The Thervingi people camped outside saw some of their own beaten down and took violent action. A riot ensued – and bear in mind that while many of the Thervingi were armed, they had their women and children with them – began to attack the city. Fritigern escaped from the governor's custody and returned to his people. And the Thervingi sacked the city, took what they could have been allowed to buy peacefully, and took bloody revenge on Romans who although better armed and better organised weren't starving and weren't angry. The governor ran. 

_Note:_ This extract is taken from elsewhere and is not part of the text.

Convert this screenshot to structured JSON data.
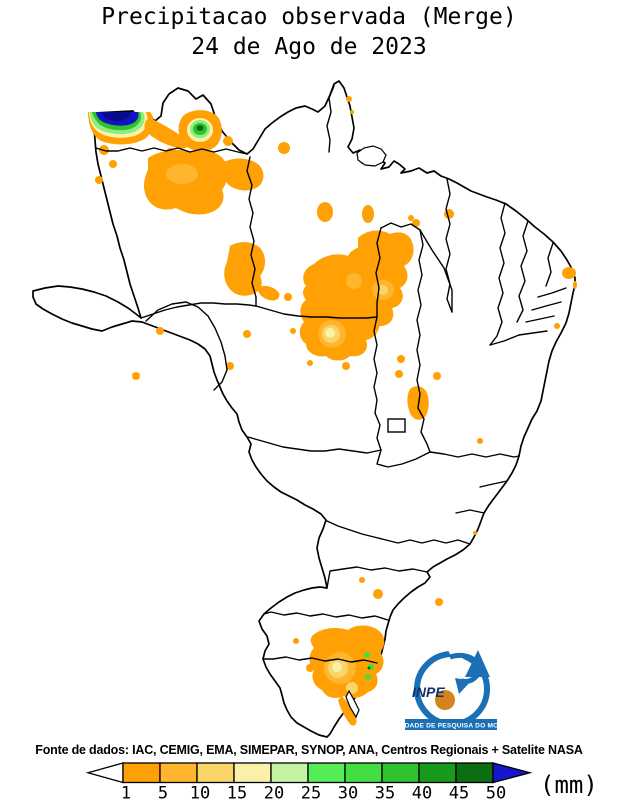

Things escalated. Eventually, the Emperor himself, Valens, came from Rome to deal with the Thervingi and Greutungi. On 9th August 378, Valens, who was only Emperor in the first place because his elder brother had been Emperor first and he was the only available heir, faced off against a force of Gothic tribes at Adrianople (modern Edirne, Turkey). The Goths were both outnumbered and accompanied by their families. 

And the Roman army was destroyed. Valens was counted among those who died. 

And the tribes meanwhile carried on taking what they should have been given. 30 years later, they'd finally burn Rome itself.

And all the while the Romans asked themselves "Why do they hate us?"

Take a people who need your help and you treat them like animals, and see what reaction you get. The modern word is "radicalisation". But the Romans, even when sympathetic, called them savages and barbarians. They made them into monsters.

Jo Cox was someone who campaigned against the othering of the refugee and the migrant. She believed that treating humans who need aid was the business of human beings. She was martyred for it.

We – the inheritors of imperial power – have always made these mistakes, and we've paid for them before, and we'll pay for them again. Right now, the forces of bigotry and oppression are stronger than they have been for a very long time. And I don't know where that's going to get us, or how we're going to pay for that, and trust me, just as in Marcianople and Adrianople, it's the ordinary people who pay first. And I'm afraid.